Faced with questions from concerned residents, officials have noted that the company has so far made all of its payments, including a $60 million contribution in 2017 and would face forfeiting its current investments as well as the potential state incentives were it to default. 

They’ve also pointed to protections in the development agreement. Those protections include the village’s ability to claw back development rights on the land it owns within the TID: about 100 acres in Area 1 and 1,471 acres in Areas II and III. 

The village would also seek compensation to the fullest legal extent, according to an official project fact sheet, which would include taking possession of the land and assets in the Foxconn development. 
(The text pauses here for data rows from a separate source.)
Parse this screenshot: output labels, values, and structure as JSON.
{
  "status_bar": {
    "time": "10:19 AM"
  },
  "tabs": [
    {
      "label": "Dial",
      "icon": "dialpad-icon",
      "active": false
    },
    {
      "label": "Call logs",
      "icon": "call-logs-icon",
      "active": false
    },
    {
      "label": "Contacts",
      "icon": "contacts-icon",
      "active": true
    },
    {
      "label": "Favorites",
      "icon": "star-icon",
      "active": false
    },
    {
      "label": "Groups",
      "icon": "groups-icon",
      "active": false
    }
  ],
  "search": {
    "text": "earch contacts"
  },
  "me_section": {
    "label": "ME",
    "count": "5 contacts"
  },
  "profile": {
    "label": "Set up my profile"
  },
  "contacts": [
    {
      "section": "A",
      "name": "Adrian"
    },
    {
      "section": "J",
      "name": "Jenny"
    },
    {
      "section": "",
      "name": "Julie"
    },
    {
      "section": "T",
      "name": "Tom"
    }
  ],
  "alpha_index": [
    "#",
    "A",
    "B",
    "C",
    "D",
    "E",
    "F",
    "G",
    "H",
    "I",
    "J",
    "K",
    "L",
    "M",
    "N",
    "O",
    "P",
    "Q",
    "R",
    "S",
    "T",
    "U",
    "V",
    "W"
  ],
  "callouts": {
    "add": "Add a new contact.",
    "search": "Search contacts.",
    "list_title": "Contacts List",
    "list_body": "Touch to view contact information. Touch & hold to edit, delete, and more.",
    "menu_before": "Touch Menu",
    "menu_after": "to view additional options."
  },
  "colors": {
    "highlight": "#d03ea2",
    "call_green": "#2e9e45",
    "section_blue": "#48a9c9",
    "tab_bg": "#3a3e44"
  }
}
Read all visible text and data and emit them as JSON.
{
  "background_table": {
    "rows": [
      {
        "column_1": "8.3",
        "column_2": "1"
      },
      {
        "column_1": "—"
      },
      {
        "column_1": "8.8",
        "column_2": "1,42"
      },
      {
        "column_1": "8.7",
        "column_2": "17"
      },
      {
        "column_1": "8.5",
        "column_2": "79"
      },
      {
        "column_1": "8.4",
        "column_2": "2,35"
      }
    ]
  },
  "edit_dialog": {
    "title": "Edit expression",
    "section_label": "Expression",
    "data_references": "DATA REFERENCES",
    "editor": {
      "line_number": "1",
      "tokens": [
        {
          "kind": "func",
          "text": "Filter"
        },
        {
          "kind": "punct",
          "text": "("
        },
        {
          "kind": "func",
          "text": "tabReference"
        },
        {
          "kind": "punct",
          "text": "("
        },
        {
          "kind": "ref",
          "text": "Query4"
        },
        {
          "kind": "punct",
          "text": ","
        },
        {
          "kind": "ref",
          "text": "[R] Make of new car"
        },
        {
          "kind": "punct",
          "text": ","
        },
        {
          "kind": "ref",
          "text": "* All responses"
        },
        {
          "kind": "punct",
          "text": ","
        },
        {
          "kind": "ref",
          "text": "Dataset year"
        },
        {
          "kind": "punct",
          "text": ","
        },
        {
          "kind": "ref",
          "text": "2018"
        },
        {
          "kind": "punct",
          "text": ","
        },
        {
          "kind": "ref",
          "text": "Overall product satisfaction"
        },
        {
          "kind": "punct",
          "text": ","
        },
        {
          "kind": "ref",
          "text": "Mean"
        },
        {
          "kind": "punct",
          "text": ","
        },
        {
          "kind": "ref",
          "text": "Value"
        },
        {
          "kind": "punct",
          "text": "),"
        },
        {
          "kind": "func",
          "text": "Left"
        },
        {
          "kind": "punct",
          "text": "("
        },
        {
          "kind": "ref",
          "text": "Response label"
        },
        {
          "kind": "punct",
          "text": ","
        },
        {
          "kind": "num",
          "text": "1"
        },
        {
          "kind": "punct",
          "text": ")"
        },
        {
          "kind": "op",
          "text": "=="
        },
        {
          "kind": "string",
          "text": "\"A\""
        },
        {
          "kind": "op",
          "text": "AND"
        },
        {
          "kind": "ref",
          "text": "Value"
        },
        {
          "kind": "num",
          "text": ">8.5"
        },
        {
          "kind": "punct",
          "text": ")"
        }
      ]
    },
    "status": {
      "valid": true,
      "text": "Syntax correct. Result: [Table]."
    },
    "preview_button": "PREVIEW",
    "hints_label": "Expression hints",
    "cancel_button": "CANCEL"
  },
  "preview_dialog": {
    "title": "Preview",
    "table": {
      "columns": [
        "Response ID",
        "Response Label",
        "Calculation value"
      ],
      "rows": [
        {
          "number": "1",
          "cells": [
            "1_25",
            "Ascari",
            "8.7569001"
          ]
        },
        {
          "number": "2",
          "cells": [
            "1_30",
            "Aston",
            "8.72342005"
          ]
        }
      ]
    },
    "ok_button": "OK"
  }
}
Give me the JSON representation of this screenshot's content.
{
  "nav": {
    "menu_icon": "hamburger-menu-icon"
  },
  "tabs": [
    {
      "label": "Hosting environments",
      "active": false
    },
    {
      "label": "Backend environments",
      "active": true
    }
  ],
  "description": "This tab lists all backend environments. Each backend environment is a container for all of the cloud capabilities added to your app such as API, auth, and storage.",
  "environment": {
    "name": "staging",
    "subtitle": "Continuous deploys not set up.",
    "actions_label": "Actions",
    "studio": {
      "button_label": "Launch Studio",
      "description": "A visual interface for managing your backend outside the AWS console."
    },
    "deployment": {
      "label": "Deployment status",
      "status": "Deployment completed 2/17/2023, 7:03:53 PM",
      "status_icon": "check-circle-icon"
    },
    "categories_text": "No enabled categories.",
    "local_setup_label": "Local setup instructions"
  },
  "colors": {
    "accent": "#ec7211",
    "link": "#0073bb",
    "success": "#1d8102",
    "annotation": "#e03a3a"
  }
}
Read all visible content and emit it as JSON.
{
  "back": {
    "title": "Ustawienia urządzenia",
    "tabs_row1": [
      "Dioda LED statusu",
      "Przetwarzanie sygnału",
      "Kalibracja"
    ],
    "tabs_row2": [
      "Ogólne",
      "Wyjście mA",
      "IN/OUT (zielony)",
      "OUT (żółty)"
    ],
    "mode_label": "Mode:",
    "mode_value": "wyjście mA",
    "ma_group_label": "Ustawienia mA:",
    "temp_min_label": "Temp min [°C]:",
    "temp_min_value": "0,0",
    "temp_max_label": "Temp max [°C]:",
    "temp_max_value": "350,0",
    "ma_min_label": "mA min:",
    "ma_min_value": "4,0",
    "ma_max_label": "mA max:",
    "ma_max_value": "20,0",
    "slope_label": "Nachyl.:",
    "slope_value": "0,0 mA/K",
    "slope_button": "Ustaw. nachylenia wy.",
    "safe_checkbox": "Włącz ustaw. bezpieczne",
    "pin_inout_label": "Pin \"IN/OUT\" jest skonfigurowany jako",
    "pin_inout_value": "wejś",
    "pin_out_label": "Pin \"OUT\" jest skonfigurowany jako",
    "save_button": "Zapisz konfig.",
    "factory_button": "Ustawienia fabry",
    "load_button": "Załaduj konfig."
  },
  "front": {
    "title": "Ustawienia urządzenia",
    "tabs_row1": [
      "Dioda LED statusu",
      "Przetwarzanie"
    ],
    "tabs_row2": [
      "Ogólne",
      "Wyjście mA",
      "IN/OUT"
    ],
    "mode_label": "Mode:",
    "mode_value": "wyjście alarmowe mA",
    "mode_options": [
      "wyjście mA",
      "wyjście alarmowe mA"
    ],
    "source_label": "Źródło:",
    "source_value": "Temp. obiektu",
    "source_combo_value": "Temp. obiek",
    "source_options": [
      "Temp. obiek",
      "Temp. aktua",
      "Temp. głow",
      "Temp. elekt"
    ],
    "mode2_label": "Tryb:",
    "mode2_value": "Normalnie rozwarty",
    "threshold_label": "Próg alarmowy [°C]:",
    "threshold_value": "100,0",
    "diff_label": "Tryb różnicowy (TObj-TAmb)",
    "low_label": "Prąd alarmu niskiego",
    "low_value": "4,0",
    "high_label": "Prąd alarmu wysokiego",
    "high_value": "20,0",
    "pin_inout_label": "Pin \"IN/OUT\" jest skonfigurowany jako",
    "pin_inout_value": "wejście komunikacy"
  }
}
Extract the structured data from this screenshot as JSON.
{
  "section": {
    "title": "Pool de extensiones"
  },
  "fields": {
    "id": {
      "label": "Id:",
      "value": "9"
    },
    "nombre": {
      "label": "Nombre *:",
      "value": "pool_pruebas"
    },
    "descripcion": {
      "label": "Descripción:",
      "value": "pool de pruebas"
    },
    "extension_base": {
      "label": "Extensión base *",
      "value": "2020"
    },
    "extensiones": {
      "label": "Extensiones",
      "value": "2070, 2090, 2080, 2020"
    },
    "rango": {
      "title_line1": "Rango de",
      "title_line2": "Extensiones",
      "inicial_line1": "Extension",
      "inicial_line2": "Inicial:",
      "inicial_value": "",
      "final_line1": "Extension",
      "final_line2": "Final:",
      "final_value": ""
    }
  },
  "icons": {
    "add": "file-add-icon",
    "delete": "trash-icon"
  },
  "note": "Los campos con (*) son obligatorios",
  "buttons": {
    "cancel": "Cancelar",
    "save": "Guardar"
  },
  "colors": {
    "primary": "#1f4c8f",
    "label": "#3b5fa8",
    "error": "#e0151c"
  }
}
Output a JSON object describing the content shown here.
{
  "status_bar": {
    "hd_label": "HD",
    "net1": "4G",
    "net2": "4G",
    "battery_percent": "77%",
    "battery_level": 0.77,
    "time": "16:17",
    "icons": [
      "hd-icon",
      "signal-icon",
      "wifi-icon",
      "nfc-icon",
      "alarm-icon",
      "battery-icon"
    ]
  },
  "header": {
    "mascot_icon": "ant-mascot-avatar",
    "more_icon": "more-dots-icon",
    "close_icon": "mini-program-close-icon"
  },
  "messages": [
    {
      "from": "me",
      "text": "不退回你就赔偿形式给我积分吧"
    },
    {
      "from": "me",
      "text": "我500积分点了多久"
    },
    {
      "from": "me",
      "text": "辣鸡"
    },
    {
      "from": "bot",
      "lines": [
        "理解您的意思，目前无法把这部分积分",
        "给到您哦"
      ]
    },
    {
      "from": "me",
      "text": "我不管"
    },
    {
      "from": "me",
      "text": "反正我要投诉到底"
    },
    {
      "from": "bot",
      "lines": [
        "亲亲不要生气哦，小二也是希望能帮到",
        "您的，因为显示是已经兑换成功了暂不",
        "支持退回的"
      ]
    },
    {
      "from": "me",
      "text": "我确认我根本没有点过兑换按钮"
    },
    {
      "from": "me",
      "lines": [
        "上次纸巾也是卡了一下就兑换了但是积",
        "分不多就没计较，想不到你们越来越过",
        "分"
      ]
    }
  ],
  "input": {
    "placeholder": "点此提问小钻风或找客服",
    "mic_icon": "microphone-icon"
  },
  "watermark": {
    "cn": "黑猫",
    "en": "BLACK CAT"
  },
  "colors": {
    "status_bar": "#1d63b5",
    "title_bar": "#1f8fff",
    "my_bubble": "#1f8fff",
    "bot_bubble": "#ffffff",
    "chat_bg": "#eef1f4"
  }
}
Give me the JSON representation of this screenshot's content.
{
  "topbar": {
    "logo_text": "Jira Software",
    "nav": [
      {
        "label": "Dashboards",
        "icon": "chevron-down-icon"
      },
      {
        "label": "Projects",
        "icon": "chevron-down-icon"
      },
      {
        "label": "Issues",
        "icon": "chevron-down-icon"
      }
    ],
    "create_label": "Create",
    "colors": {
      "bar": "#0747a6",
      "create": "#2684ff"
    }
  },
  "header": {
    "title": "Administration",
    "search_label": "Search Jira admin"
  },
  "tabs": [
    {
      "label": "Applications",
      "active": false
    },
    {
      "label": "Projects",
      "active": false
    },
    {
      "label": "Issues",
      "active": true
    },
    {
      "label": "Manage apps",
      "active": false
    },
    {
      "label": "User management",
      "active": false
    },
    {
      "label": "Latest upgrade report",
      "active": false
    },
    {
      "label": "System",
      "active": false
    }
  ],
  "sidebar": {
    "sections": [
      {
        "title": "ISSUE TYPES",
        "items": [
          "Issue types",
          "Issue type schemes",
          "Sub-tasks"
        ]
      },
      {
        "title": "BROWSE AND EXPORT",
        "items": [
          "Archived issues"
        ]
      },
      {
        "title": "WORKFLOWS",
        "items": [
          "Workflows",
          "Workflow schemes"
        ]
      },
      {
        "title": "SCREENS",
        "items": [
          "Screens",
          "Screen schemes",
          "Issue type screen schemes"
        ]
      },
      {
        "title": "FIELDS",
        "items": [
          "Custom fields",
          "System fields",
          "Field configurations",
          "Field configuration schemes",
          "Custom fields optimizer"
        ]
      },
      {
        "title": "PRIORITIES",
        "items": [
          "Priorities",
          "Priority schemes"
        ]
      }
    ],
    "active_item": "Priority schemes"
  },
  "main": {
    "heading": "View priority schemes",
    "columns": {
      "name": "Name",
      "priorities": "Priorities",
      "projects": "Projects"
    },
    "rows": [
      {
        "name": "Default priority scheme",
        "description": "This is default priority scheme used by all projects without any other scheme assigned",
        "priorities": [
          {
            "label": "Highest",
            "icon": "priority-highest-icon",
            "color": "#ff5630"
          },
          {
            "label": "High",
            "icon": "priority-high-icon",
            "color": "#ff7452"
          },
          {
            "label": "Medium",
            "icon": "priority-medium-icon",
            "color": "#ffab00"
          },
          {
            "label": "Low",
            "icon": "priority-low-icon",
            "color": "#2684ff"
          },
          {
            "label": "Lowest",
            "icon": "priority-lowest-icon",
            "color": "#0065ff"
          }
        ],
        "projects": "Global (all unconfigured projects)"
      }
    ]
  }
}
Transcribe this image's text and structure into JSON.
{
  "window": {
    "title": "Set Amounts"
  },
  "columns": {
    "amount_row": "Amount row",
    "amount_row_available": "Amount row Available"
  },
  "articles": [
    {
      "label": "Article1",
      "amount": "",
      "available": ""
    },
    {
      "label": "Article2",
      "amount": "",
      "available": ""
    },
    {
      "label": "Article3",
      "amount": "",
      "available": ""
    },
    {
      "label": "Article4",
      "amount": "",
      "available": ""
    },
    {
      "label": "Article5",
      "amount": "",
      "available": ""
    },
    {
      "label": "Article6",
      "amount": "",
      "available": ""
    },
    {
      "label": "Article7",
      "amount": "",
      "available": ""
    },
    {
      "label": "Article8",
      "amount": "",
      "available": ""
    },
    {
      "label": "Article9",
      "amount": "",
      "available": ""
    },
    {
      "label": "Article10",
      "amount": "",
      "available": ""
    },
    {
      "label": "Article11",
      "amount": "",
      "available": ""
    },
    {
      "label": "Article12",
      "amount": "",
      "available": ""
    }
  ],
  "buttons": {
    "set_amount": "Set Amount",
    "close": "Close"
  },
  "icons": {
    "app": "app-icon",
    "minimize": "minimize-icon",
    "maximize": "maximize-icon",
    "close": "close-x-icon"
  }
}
Asked to respond to ongoing concerns about the potential for Foxconn’s default and what development potential exists for the Foxconn-owned land and the more than 1,500 acres of village-owned land in the TID, Milwaukee-based Mueller Communications, which has been staffed with handling Foxconn-related media inquiries for the Village of Mount Pleasant and other entities, provided this quote from Claude Lois, the Foxconn project director for Mount Pleasant:

“Foxconn has met every financial obligation under the local contract and the village fully expects that the company will continue to do so. We continue to be well-positioned to attract future investments in Mount Pleasant’s TID #5 and are particularly hopeful that a high-tech manufacturer will develop on this attractive, shovel-ready site.”